Non è importante come si scrive, in fondo tiqui-taca e tiki-taka si leggono entrambi alla stessa maniera, ciò che davvero conta è che aveva stancato i tifosi, forse anche quelli del Barcellona: il club catalano con Guardiola prima e Vilanova poi aveva brevettato un metodo di gioco che quattro-cinque anni fa, quando comparve sui rettangoli verdi spagnoli prima ancora che continentali, fece sembrare quella fitta e spesso inutile rete di passaggi come un distillato di bel calcio, un modo di tessere trame e tele come un altro, solo molto più elegante e alla lunga anche efficace. Il possesso di palla prima di tutto, il diktat di Guardiola era entrato nelle teste dei giocatori in maniera così impetuosa che alcuni tra i più forti talenti di questa generazione spagnola, ora forse sul viale di un dorato tramonto, hanno finito per non saper fare altro. Un bel modo, comunque, di stare in campo e di interpretare la partita, soprattutto se l’obiettivo è racimolare trofei: i vari Puyol, Piqué, Iniesta, Busquets, Xavi e Pedrito (ma ne dimentichiamo qualcun’altro) hanno vinto in un quadriennio tanti trofei tra club e Nazionale più di quanti ne può vantare la maggior parte delle squadre in Europa.
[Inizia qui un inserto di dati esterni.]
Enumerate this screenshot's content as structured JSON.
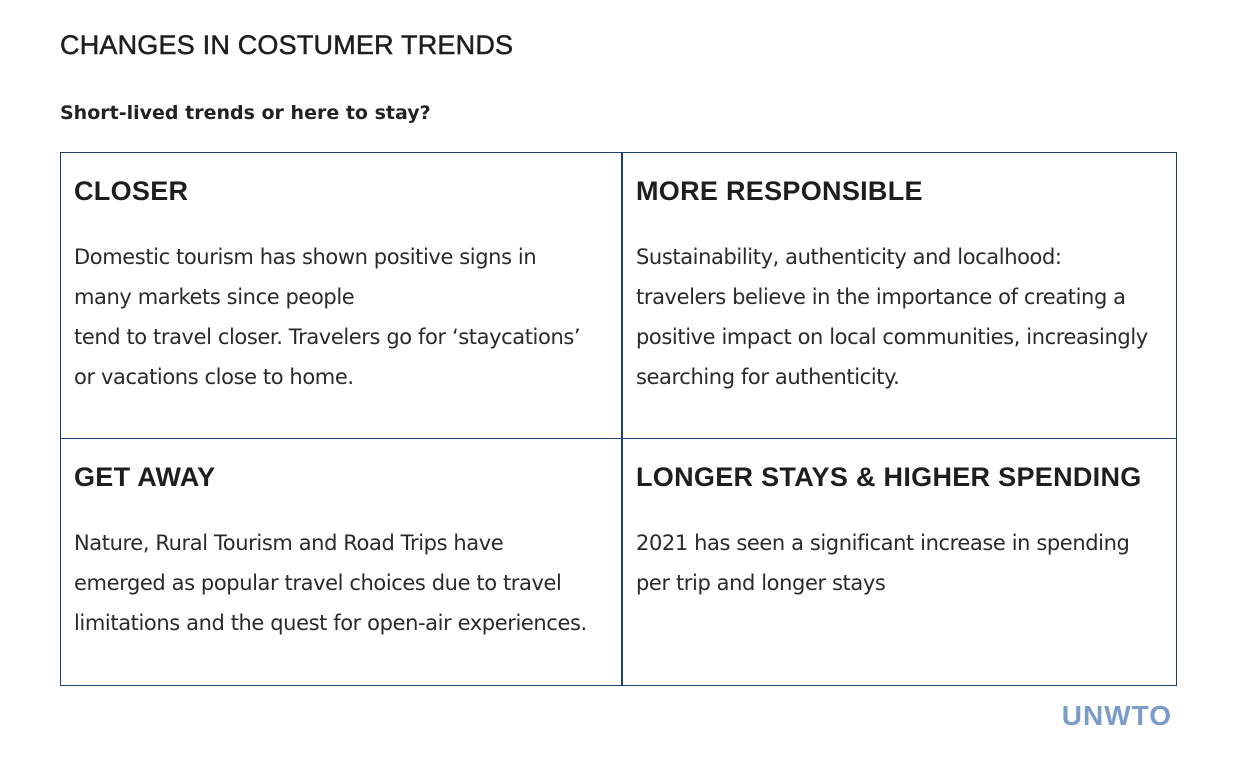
{
  "page": {
    "title": "CHANGES IN COSTUMER TRENDS",
    "subtitle": "Short-lived trends or here to stay?"
  },
  "trends": [
    {
      "heading": "CLOSER",
      "body_lines": [
        "Domestic tourism has shown positive signs in",
        "many markets since people",
        "tend to travel closer. Travelers go for ‘staycations’",
        "or vacations close to home."
      ]
    },
    {
      "heading": "MORE RESPONSIBLE",
      "body_lines": [
        "Sustainability, authenticity and localhood:",
        "travelers believe in the importance of creating a",
        "positive impact on local communities, increasingly",
        "searching for authenticity."
      ]
    },
    {
      "heading": "GET AWAY",
      "body_lines": [
        "Nature, Rural Tourism and Road Trips have",
        "emerged as popular travel choices due to travel",
        "limitations and the quest for open-air experiences."
      ]
    },
    {
      "heading": "LONGER STAYS & HIGHER SPENDING",
      "body_lines": [
        "2021 has seen a significant increase in spending",
        "per trip and longer stays"
      ]
    }
  ],
  "logo": {
    "text": "UNWTO",
    "color": "#7a9cc6"
  },
  "colors": {
    "grid_border": "#1f3f6e",
    "text": "#222222"
  }
}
Il problema della manovra orizzontale, con repentine accelerazioni spesso letali per gli avversari, è che alla lunga, svanito l’effetto novità, mette a dura prova la pazienza dei tifosi, e non solo quelli avversari: il calcio del dai-e-vai ripetuto alla noia è soporifero, scontato, e se ancora ci sono estimatori della filosofia blaugrana è perché Lionel Messi, con la sua classe e i suoi lampi improvvisi, cerca di dare un senso a un gioco altrimenti completamente inutile. Quando qualcosa si inceppa in attacco, il risultato è ridicolo come quando con quasi l’85% del possesso palla in quel di Glasgow la squadra che l’anno scorso era allenata da Vilanova finì col perdere 2-1 contro il Celtic. La musica però sembra essere cambiata e, udite udite, i primi a esserne contenti sono i giocatori; almeno a sentire Gerard Piqué che in un’intervista alla Gazzetta dello Sport spiazza tutti:

“Abbiamo giocato gli ultimi anni con allenatori della casa, prima Pep e poi Tito, e forse abbiamo finito con l’esasperare il nostro stile di gioco al punto che ci siamo ritrovati schiavi del sistema, di quello stile. Ora è arrivato il Tata, che viene da fuori, che condivide la stessa idea di calcio, il tener palla, però ci sta mostrando opzioni diverse. E la cosa è molto positiva, perché ci offre varianti. Quando ci pressano, fare un paio di lanci lunghi non è negativo, serve per cambiare gioco, ossigenare, evitare che ci schiaccino e ci lascino senza uscita”.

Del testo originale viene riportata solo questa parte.